Retiring is hard. You go from a routine that you have had for many many years to something completely different. You don’t see your co-workers, or have water cooler chats. Instead, maybe you go to the “club” and see the other retirees to chat. No more bonus checks, no more changing income. You are set on a budget. If you have done so well, then you have monies set aside for your fixed expenses like a mortgage. Maybe, just maybe you are the smart one and are debt free going into retirement and have a bit of “disposable” income. That doesn’t mean you shouldn’t still be saving. In fact, an emergency fund is something that is overlooked entirely.
You probably have your check direct deposited in your checking account every month. Instead of the full amount deposited in your checking, go back to the payroll office and fill out a form to have a portion of your money automatically deposited in a high interest savings account. Perhaps you can only have $50 or $100 put in your savings account, but that is a start.

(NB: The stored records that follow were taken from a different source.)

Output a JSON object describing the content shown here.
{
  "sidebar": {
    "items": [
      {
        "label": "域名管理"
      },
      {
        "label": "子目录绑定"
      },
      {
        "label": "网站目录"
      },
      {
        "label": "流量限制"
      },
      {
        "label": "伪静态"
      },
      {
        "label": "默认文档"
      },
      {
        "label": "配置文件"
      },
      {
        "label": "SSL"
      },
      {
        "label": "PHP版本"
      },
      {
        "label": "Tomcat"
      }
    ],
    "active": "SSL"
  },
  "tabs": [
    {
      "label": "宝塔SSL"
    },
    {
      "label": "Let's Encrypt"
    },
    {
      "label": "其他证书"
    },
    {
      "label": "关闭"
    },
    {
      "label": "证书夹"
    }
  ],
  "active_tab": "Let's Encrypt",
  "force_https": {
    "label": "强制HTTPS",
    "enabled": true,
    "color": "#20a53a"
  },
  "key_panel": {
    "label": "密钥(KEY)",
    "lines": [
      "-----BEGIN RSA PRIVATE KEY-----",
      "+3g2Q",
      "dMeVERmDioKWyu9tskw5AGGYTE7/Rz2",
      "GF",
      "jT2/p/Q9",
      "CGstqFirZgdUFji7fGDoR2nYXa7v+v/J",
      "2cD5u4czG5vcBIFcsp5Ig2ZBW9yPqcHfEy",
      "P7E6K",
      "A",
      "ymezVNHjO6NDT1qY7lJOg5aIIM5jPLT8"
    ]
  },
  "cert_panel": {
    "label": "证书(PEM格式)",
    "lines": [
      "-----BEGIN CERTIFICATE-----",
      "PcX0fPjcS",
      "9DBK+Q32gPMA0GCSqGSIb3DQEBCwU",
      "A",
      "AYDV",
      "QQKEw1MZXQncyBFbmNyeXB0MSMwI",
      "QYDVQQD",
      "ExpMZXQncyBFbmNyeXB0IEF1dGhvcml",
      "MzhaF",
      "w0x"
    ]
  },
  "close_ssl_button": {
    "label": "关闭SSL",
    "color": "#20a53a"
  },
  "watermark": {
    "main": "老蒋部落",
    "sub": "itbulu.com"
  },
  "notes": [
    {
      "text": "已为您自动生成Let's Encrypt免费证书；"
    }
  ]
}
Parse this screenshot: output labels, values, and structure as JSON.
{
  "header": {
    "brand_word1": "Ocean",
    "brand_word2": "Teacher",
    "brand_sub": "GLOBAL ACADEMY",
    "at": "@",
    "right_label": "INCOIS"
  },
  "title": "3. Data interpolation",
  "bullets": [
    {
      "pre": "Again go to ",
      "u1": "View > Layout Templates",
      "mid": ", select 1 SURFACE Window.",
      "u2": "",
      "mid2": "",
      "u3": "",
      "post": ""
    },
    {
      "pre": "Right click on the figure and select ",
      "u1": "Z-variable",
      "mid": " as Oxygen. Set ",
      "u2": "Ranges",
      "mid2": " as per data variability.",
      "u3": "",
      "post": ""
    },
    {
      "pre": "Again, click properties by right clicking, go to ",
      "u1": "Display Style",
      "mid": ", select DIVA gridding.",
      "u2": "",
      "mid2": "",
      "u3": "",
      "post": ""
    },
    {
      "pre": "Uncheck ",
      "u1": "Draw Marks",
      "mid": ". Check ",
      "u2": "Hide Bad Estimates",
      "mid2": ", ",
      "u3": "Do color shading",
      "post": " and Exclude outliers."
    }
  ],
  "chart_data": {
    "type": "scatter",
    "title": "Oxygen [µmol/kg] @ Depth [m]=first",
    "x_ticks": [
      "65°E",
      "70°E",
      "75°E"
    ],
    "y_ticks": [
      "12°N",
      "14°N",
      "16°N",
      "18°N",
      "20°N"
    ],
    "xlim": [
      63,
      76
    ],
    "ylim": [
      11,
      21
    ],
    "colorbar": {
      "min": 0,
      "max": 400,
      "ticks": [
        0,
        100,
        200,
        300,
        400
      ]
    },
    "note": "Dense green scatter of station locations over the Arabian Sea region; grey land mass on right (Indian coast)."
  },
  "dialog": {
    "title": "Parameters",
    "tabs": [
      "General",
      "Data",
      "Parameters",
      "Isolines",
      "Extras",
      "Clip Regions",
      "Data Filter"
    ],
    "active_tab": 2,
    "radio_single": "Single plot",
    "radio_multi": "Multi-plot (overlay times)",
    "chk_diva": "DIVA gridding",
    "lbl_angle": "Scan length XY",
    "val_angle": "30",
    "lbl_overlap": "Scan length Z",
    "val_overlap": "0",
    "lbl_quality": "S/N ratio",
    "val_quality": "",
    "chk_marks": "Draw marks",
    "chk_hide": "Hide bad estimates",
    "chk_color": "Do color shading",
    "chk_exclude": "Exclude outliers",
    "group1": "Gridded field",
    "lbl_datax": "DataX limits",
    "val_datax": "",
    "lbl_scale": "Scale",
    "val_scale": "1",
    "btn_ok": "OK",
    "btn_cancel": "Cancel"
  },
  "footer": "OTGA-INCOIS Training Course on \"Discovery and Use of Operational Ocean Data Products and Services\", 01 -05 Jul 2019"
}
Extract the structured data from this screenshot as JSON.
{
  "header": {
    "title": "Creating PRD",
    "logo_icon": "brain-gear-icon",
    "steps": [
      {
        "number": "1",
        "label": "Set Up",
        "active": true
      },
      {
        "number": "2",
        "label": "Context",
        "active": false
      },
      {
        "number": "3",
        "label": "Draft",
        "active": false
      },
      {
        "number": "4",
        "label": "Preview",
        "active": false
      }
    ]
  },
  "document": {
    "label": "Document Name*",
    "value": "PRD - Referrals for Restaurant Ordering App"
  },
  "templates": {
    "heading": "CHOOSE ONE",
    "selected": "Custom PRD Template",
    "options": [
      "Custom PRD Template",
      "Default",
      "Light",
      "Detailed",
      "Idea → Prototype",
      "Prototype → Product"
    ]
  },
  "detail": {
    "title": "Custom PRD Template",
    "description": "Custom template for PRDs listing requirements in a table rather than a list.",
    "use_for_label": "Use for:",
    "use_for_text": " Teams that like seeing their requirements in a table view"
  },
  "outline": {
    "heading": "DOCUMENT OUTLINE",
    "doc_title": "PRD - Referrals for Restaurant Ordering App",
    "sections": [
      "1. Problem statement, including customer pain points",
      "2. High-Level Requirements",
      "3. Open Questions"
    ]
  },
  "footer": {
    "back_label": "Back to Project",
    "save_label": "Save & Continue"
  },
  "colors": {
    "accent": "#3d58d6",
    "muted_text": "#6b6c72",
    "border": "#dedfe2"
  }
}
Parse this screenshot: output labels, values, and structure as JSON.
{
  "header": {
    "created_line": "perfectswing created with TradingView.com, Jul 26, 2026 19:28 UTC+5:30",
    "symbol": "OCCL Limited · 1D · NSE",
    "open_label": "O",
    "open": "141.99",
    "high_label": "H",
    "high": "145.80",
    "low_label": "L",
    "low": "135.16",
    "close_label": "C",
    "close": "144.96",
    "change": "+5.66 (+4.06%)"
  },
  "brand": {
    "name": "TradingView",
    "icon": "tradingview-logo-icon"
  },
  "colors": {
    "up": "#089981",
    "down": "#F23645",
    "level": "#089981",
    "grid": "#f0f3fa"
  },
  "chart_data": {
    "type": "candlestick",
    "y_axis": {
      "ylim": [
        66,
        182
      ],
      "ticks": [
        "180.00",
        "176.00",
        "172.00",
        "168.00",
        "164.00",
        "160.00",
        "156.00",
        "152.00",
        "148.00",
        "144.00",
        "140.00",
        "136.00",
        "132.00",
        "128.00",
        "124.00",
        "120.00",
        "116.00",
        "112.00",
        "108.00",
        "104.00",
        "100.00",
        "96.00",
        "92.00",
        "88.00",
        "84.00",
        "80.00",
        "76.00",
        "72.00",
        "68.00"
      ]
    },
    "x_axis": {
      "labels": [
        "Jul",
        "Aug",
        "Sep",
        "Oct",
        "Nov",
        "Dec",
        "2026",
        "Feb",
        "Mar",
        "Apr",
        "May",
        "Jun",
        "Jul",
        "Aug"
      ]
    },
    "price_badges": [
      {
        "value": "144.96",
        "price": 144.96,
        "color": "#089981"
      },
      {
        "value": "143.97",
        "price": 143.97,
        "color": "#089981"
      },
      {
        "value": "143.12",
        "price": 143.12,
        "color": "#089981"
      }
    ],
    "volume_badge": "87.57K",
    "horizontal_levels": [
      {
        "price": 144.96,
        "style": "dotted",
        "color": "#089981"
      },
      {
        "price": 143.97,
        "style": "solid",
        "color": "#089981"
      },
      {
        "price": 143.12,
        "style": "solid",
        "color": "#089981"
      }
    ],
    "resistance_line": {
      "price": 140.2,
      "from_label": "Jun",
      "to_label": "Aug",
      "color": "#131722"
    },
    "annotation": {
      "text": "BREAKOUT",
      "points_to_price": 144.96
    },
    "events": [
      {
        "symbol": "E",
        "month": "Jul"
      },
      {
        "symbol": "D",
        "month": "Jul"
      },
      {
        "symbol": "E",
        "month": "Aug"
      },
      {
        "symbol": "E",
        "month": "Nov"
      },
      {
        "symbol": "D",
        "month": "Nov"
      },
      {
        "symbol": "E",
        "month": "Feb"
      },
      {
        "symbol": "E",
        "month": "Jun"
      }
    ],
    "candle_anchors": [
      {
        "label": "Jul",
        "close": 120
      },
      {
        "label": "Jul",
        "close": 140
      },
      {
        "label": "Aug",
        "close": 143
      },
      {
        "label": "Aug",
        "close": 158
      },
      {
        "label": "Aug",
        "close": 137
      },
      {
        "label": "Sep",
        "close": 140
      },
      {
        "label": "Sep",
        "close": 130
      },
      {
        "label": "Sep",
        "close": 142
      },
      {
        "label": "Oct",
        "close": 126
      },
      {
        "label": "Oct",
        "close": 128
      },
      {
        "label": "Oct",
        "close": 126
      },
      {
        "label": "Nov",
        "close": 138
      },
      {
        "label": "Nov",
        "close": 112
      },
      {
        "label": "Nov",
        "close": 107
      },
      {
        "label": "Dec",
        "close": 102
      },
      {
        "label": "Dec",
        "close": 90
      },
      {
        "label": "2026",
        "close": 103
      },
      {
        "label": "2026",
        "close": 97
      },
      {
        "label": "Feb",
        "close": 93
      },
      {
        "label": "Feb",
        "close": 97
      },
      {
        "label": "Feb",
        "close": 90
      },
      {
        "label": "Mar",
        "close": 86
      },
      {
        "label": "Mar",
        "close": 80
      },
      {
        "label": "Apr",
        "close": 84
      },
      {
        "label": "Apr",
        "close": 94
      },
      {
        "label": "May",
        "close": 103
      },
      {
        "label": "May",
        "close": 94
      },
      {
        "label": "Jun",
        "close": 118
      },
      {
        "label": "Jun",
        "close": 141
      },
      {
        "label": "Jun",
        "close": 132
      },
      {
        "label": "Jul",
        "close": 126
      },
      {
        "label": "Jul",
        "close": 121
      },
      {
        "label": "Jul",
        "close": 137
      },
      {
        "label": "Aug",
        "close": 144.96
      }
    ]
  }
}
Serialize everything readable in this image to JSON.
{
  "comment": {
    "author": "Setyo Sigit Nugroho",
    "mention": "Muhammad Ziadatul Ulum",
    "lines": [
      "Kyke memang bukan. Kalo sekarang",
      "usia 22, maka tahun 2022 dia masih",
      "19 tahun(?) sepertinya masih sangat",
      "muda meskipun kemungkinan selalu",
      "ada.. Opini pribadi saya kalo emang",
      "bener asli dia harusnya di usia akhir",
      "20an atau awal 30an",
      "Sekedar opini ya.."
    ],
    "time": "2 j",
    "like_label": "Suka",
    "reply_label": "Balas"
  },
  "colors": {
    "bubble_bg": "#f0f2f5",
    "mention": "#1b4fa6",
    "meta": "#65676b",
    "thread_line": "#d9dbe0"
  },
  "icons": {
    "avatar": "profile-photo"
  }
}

If you pay for most of your expenses with cash, save every $5 bill that you receive and set those aside for your savings account. I did this for 3 months last year and ended up with over $300 in $5 bills. This is a nice way to quickly bolster your savings account.
If you are on a tight budget, saving money can be very difficult. However, if you want to get ahead financially, having an emergency fund to use when you run into financial difficulties is a necessity. It’s also smart to put some of your tax returns into your savings account after you file your taxes.